Hitz for the first time said publicly that the CIA was aware of allegations that "dozens of people and a number of companies connected in some fashion to the contra program" were involved in drug trafficking.

"Let me be frank," Hitz added, "there are instances where CIA did not, in an expeditious or consistent fashion, cut off relationships with individuals supporting the contra program who were alleged to have engaged in drug-trafficking activity or take action to resolve the allegations."

Hitz said some of the alleged trafficking involved bringing drugs into the United States.
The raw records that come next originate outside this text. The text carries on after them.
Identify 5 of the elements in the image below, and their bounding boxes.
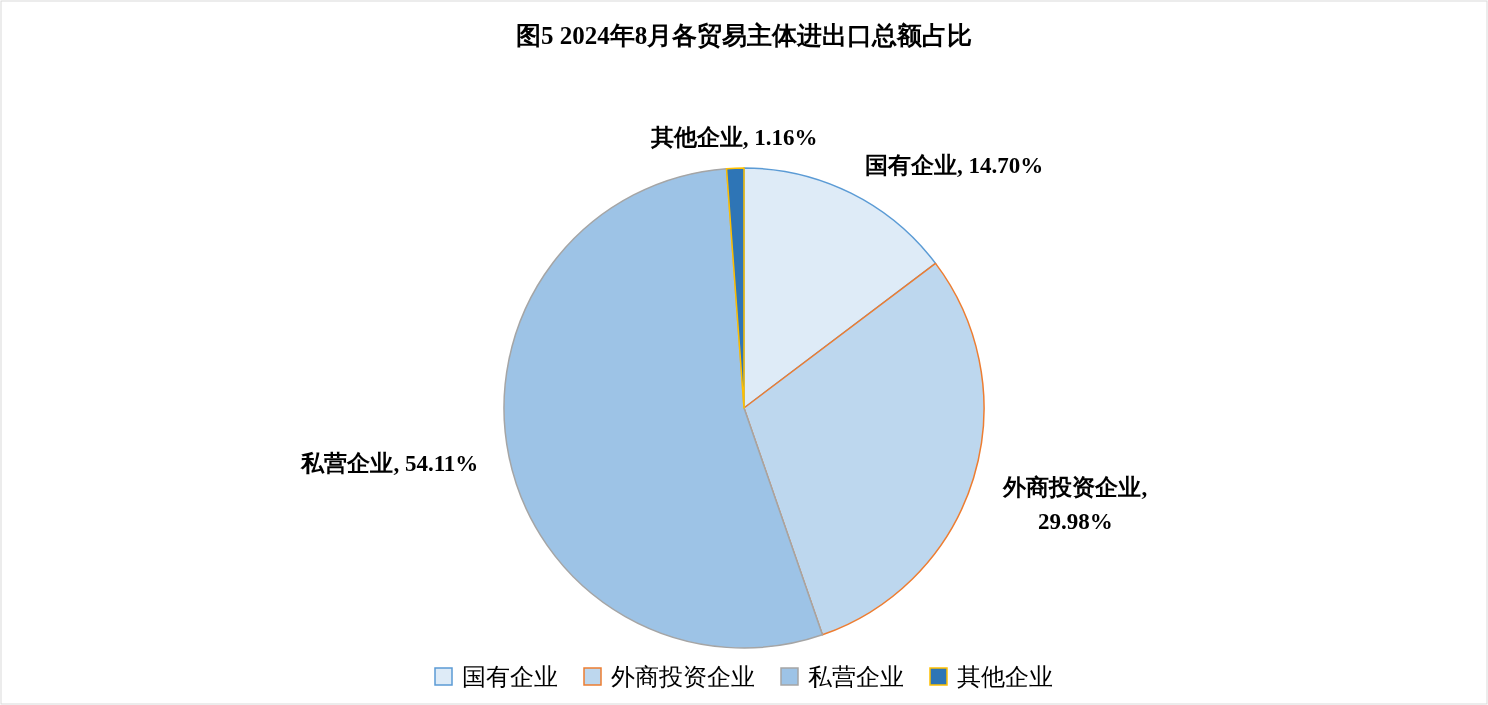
legend-label: 私营企业 [808,664,904,690]
legend-label: 其他企业 [957,664,1053,690]
legend-label: 国有企业 [462,664,558,690]
legend-label: 外商投资企业 [611,664,755,690]
title: 图5 2024年8月各贸易主体进出口总额占比 [515,22,973,49]
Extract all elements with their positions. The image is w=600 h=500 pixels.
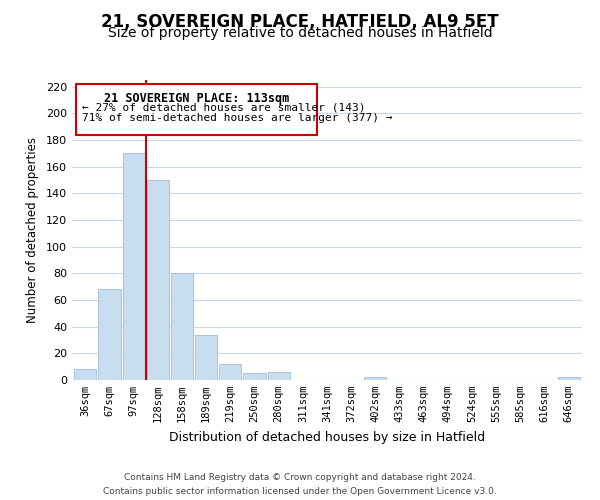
Bar	[195, 334, 217, 380]
Bar	[74, 370, 97, 380]
Bar	[557, 378, 580, 380]
Text: 21 SOVEREIGN PLACE: 113sqm: 21 SOVEREIGN PLACE: 113sqm	[104, 92, 289, 105]
X-axis label: Distribution of detached houses by size in Hatfield: Distribution of detached houses by size …	[169, 430, 485, 444]
Bar	[268, 372, 290, 380]
Text: 21, SOVEREIGN PLACE, HATFIELD, AL9 5ET: 21, SOVEREIGN PLACE, HATFIELD, AL9 5ET	[101, 12, 499, 30]
Bar	[364, 378, 386, 380]
Text: Contains HM Land Registry data © Crown copyright and database right 2024.: Contains HM Land Registry data © Crown c…	[124, 473, 476, 482]
Bar	[98, 290, 121, 380]
Text: Size of property relative to detached houses in Hatfield: Size of property relative to detached ho…	[107, 26, 493, 40]
Text: 71% of semi-detached houses are larger (377) →: 71% of semi-detached houses are larger (…	[82, 114, 392, 124]
Y-axis label: Number of detached properties: Number of detached properties	[26, 137, 39, 323]
Text: ← 27% of detached houses are smaller (143): ← 27% of detached houses are smaller (14…	[82, 102, 365, 113]
Bar	[76, 84, 317, 134]
Text: Contains public sector information licensed under the Open Government Licence v3: Contains public sector information licen…	[103, 486, 497, 496]
Bar	[244, 374, 266, 380]
Bar	[146, 180, 169, 380]
Bar	[122, 154, 145, 380]
Bar	[171, 274, 193, 380]
Bar	[219, 364, 241, 380]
But, he added, investigators "found no evidence . . . of any conspiracy by CIA or its employees to bring drugs into the United States."

The allegations about drug traffickers linked to the CIA and the U.S.-backed anti-Sandinista rebels, as well as the response to the charges by CIA case officers and top officials, will be detailed in a 600-page classified report scheduled to be sent to Congress later this month, Hitz said.
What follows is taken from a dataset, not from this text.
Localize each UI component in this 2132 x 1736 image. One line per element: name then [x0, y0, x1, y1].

The inspector general also said that under an agreement in 1982 between then-Attorney General William French Smith and the CIA, agency officers were not required to report allegations of drug trafficking involving non-employees, which was defined as meaning paid and non-paid "assets {meaning agents}, pilots who ferried supplies to the contras, as well as contra officials and others."

This agreement, which has not previously been revealed, came at a time when there were allegations that the CIA was using drug dealers in its controversial covert operation to bring down the leftist Sandinista government in Nicaragua.

According to Hitz, this policy was modified in 1986 when the agency was prohibited from paying U.S. dollars to any individual or company found to be involved in drug dealing.

Where the allegations "were flimsy," he said, agency officers continued operating with the individuals involved and investigations into whether they were dealing in drugs were not done "as expeditiously as they should have been."

Yesterday's hearing was called to review the inspector general's report, which was triggered by a series of articles published in the San Jose Mercury News in August 1996 that alleged a CIA connection to the introduction of crack cocaine into South Central Los Angeles by Nicaraguan drug dealers. Hitz has reported he found "no evidence" to indicate that past or present CIA employees, or agents acting for the agency were associated with the drug dealers mentioned in the newspaper's series.

Yesterday Rep. Maxine Waters (D-Calif.) said Hitz's initial report "lacks credibility and its conclusions should be dismissed."

Hitz's disclosures led Rep. Norman D. Dicks (Wash.), the ranking Democrat on the intelligence panel, to call for more committee hearings, including possible testimony from former Reagan White House aide Oliver L. North, who coordinated fund-raising for the contras.